At her centennial, her imperative to leave myself is a call for me to look and listen to that which is outside and beyond
The Bell’s protagonist is found within the first few pages caught in a dilemma that is painfully mundane and familiar. Seeing an old lady standing beside her whilst she sits on a train, Dora “stopped listening because an awful thought had struck her. She ought to give up her seat.” Murdoch provides a page of deliberation before eventually Dora decides to stand, mulling over whether her early arrival had granted her priority over other travellers, or whether if she had waited long enough, someone else might take on the “duty” instead.
She saw a loneliness however to this complete subjectivity that we feel; an inability to escape our very unique perspective and experience. Trapped within ourselves, the world becomes disorientating and painfully isolated. It was this I was trying to escape from as I ran to the gardens. Decisions mulled over in the mind draw us into ourselves and down a hole of existential angst. We fail to look at the world around us.
It is these embarrassingly relatable inner conflicts that Murdoch argued were absent from the broad systems of Kant and Hegel and must be at the centre of any ethical discussion. It is a revolt against cold systematising and promotes our own emotional experience of things. Her claim that ethics must be lived and must come from how we experience the world is profoundly empowering and retains a modest appreciation that any ethical system will never be able to comprehensively contain all that we are.
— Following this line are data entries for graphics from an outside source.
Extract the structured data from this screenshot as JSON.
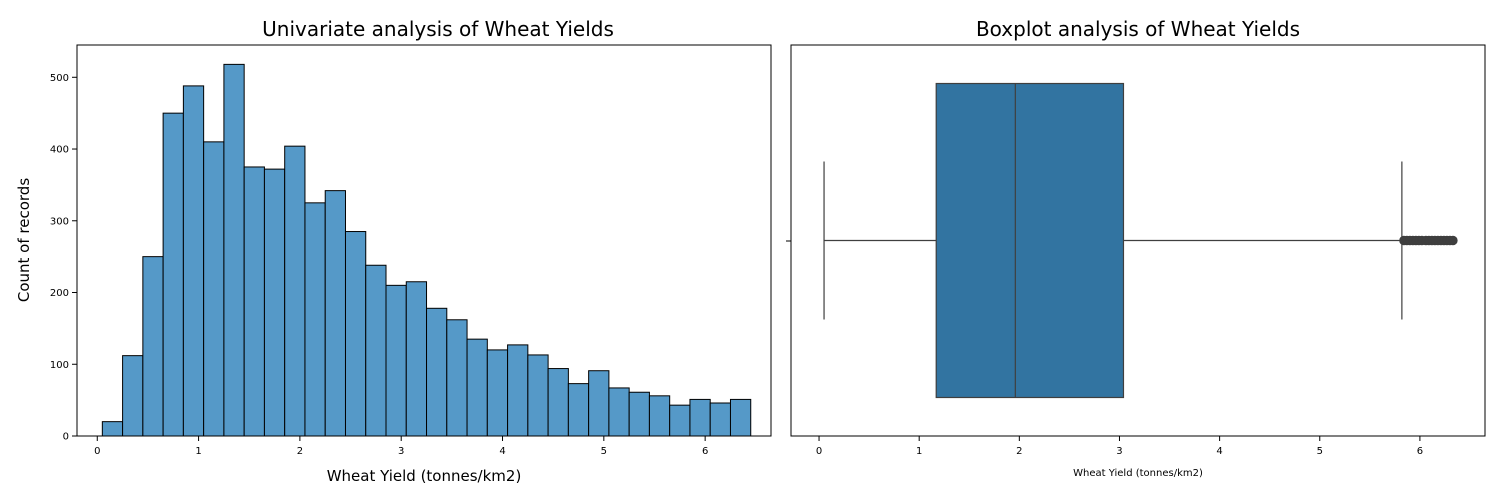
{
  "chart_data": [
    {
      "type": "bar",
      "title": "Univariate analysis of Wheat Yields",
      "xlabel": "Wheat Yield (tonnes/km2)",
      "ylabel": "Count of records",
      "xlim": [
        -0.2,
        6.65
      ],
      "ylim": [
        0,
        545
      ],
      "xticks": [
        0,
        1,
        2,
        3,
        4,
        5,
        6
      ],
      "yticks": [
        0,
        100,
        200,
        300,
        400,
        500
      ],
      "bin_start": 0.05,
      "bin_width": 0.2,
      "values": [
        20,
        112,
        250,
        450,
        488,
        410,
        518,
        375,
        372,
        404,
        325,
        342,
        285,
        238,
        210,
        215,
        178,
        162,
        135,
        120,
        127,
        113,
        94,
        73,
        91,
        67,
        61,
        56,
        43,
        51,
        46,
        51
      ],
      "bar_color": "#5599c8",
      "edge_color": "#000000",
      "grid": false
    },
    {
      "type": "boxplot",
      "title": "Boxplot analysis of Wheat Yields",
      "xlabel": "Wheat Yield (tonnes/km2)",
      "xlim": [
        -0.28,
        6.65
      ],
      "xticks": [
        0,
        1,
        2,
        3,
        4,
        5,
        6
      ],
      "whisker_low": 0.05,
      "q1": 1.17,
      "median": 1.96,
      "q3": 3.04,
      "whisker_high": 5.82,
      "outliers": [
        5.84,
        5.87,
        5.9,
        5.93,
        5.96,
        5.99,
        6.02,
        6.06,
        6.09,
        6.12,
        6.15,
        6.18,
        6.21,
        6.24,
        6.27,
        6.3,
        6.33
      ],
      "box_color": "#3274a1",
      "line_color": "#3f3f3f",
      "grid": false
    }
  ]
}
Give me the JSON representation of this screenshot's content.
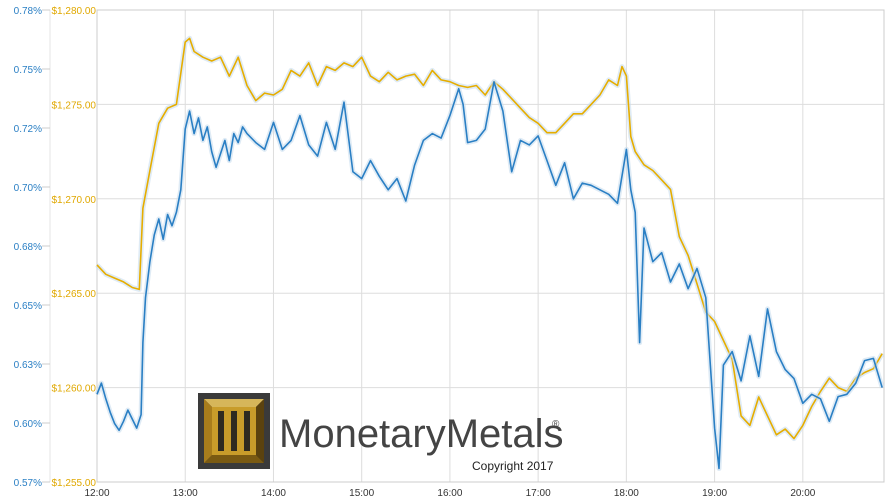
{
  "chart_data": {
    "type": "line",
    "title": "",
    "xlabel": "",
    "x_ticks": [
      "12:00",
      "13:00",
      "14:00",
      "15:00",
      "16:00",
      "17:00",
      "18:00",
      "19:00",
      "20:00"
    ],
    "y_left": {
      "ticks": [
        "0.78%",
        "0.75%",
        "0.72%",
        "0.70%",
        "0.68%",
        "0.65%",
        "0.63%",
        "0.60%",
        "0.57%"
      ],
      "ylim": [
        0.57,
        0.78
      ],
      "color": "#2a7fc4"
    },
    "y_right": {
      "ticks": [
        "$1,280.00",
        "$1,275.00",
        "$1,270.00",
        "$1,265.00",
        "$1,260.00",
        "$1,255.00"
      ],
      "ylim": [
        1255,
        1280
      ],
      "color": "#e6ad00"
    },
    "x_range": [
      12.0,
      20.92
    ],
    "grid": true,
    "series": [
      {
        "axis": "right",
        "color": "#e6ad00",
        "x": [
          12.0,
          12.1,
          12.2,
          12.3,
          12.4,
          12.48,
          12.52,
          12.6,
          12.7,
          12.8,
          12.9,
          13.0,
          13.05,
          13.1,
          13.2,
          13.3,
          13.4,
          13.5,
          13.6,
          13.7,
          13.8,
          13.9,
          14.0,
          14.1,
          14.2,
          14.3,
          14.4,
          14.5,
          14.6,
          14.7,
          14.8,
          14.9,
          15.0,
          15.1,
          15.2,
          15.3,
          15.4,
          15.5,
          15.6,
          15.7,
          15.8,
          15.9,
          16.0,
          16.1,
          16.2,
          16.3,
          16.4,
          16.5,
          16.6,
          16.7,
          16.8,
          16.9,
          17.0,
          17.1,
          17.2,
          17.3,
          17.4,
          17.5,
          17.6,
          17.7,
          17.8,
          17.9,
          17.95,
          18.0,
          18.05,
          18.1,
          18.2,
          18.3,
          18.4,
          18.5,
          18.6,
          18.7,
          18.8,
          18.9,
          19.0,
          19.1,
          19.2,
          19.3,
          19.4,
          19.5,
          19.6,
          19.7,
          19.8,
          19.9,
          20.0,
          20.1,
          20.2,
          20.3,
          20.4,
          20.5,
          20.6,
          20.7,
          20.8,
          20.9
        ],
        "y": [
          1266.5,
          1266.0,
          1265.8,
          1265.6,
          1265.3,
          1265.2,
          1269.5,
          1271.5,
          1274.0,
          1274.8,
          1275.0,
          1278.3,
          1278.5,
          1277.8,
          1277.5,
          1277.3,
          1277.5,
          1276.5,
          1277.5,
          1276.0,
          1275.2,
          1275.6,
          1275.5,
          1275.8,
          1276.8,
          1276.5,
          1277.2,
          1276.0,
          1277.0,
          1276.8,
          1277.2,
          1277.0,
          1277.5,
          1276.5,
          1276.2,
          1276.7,
          1276.3,
          1276.5,
          1276.6,
          1276.0,
          1276.8,
          1276.3,
          1276.2,
          1276.0,
          1275.9,
          1276.0,
          1275.5,
          1276.2,
          1275.8,
          1275.3,
          1274.8,
          1274.3,
          1274.0,
          1273.5,
          1273.5,
          1274.0,
          1274.5,
          1274.5,
          1275.0,
          1275.5,
          1276.3,
          1276.0,
          1277.0,
          1276.5,
          1273.3,
          1272.5,
          1271.8,
          1271.5,
          1271.0,
          1270.5,
          1268.0,
          1267.0,
          1265.5,
          1264.0,
          1263.5,
          1262.5,
          1261.5,
          1258.5,
          1258.0,
          1259.5,
          1258.5,
          1257.5,
          1257.8,
          1257.3,
          1258.0,
          1259.0,
          1259.8,
          1260.5,
          1260.0,
          1259.8,
          1260.5,
          1260.8,
          1261.0,
          1261.8
        ]
      },
      {
        "axis": "left",
        "color": "#2a7fc4",
        "x": [
          12.0,
          12.05,
          12.1,
          12.15,
          12.2,
          12.25,
          12.3,
          12.35,
          12.4,
          12.45,
          12.5,
          12.52,
          12.55,
          12.6,
          12.65,
          12.7,
          12.75,
          12.8,
          12.85,
          12.9,
          12.95,
          13.0,
          13.05,
          13.1,
          13.15,
          13.2,
          13.25,
          13.3,
          13.35,
          13.4,
          13.45,
          13.5,
          13.55,
          13.6,
          13.65,
          13.7,
          13.8,
          13.9,
          14.0,
          14.1,
          14.2,
          14.3,
          14.4,
          14.5,
          14.6,
          14.7,
          14.8,
          14.9,
          15.0,
          15.1,
          15.2,
          15.3,
          15.4,
          15.5,
          15.6,
          15.7,
          15.8,
          15.9,
          16.0,
          16.1,
          16.15,
          16.2,
          16.3,
          16.4,
          16.5,
          16.6,
          16.7,
          16.8,
          16.9,
          17.0,
          17.1,
          17.2,
          17.3,
          17.4,
          17.5,
          17.6,
          17.7,
          17.8,
          17.9,
          18.0,
          18.05,
          18.1,
          18.15,
          18.2,
          18.3,
          18.4,
          18.5,
          18.6,
          18.7,
          18.8,
          18.9,
          19.0,
          19.05,
          19.1,
          19.2,
          19.3,
          19.4,
          19.5,
          19.6,
          19.7,
          19.8,
          19.9,
          20.0,
          20.1,
          20.2,
          20.3,
          20.4,
          20.5,
          20.6,
          20.7,
          20.8,
          20.9
        ],
        "y": [
          0.609,
          0.614,
          0.607,
          0.601,
          0.596,
          0.593,
          0.597,
          0.602,
          0.598,
          0.594,
          0.6,
          0.632,
          0.652,
          0.668,
          0.68,
          0.687,
          0.678,
          0.689,
          0.684,
          0.69,
          0.7,
          0.727,
          0.735,
          0.725,
          0.732,
          0.722,
          0.728,
          0.717,
          0.71,
          0.716,
          0.722,
          0.713,
          0.725,
          0.721,
          0.728,
          0.725,
          0.721,
          0.718,
          0.73,
          0.718,
          0.722,
          0.733,
          0.72,
          0.715,
          0.73,
          0.718,
          0.739,
          0.708,
          0.705,
          0.713,
          0.706,
          0.7,
          0.705,
          0.695,
          0.711,
          0.722,
          0.725,
          0.723,
          0.733,
          0.745,
          0.738,
          0.721,
          0.722,
          0.727,
          0.748,
          0.735,
          0.708,
          0.722,
          0.72,
          0.724,
          0.713,
          0.702,
          0.712,
          0.696,
          0.703,
          0.702,
          0.7,
          0.698,
          0.694,
          0.718,
          0.7,
          0.69,
          0.632,
          0.683,
          0.668,
          0.672,
          0.659,
          0.667,
          0.656,
          0.665,
          0.652,
          0.594,
          0.576,
          0.622,
          0.628,
          0.615,
          0.635,
          0.617,
          0.647,
          0.628,
          0.62,
          0.616,
          0.605,
          0.609,
          0.607,
          0.597,
          0.608,
          0.609,
          0.614,
          0.624,
          0.625,
          0.612
        ]
      }
    ]
  },
  "logo": {
    "brand_text": "MonetaryMetals",
    "registered_mark": "®",
    "copyright": "Copyright 2017"
  }
}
For Murdoch, this is our “original sin”, drawing from the work of Freud, our inherent selfishness and self-containment. In spite of this, however, we do find that there are things that can draw us out of ourselves. At my lowest moments, the beauty of a flower, music or a painting can still take me completely by surprise. To empathise with another is a movement away from myself and those selfish concerns that never cease to plague me. True virtue, Murdoch argued, must come from an un-selfing and an appreciation that there is something outside of ourselves that we all share in.
In spite of all the confusion, we are all aspiring for more and for greater
This is Murdoch’s conception of The Good. Although sounding like scary platonic jargon, I see it as her claim that in spite of all the confusion, we are all aspiring for more and for greater. It argues that we all do truly see things as better and worse. The particulars of what those things are might be different, but it is somewhat stabilising that we really do all share a hope for that which is better. This fact makes us less lonely and enables us to communicate, to imagine and to work outside of ourselves at a time when we can feel so entirely alone and secluded.
I write this in a place I hope Murdoch would be proud: looking at the birds as the wind shakes my windows clear of rain. At her centennial, her imperative to leave myself is a call for me to look and listen to that which is outside and beyond. “The world is not given to us on a plate, it is given to us as a creative task. It is impossible to banish morality from this picture”. “We work”, she explains in Metaphysics as a Guide to Morals, “using or failing to use our honesty… our truthful imagination at the interpretation of what is present to us, as we of necessity shape it and make something of it’’. Never a preacher and always a listener, Iris Murdoch’s ethics should draw us all outside, to truly see beyond ourselves, bump into the world and maybe do something with it.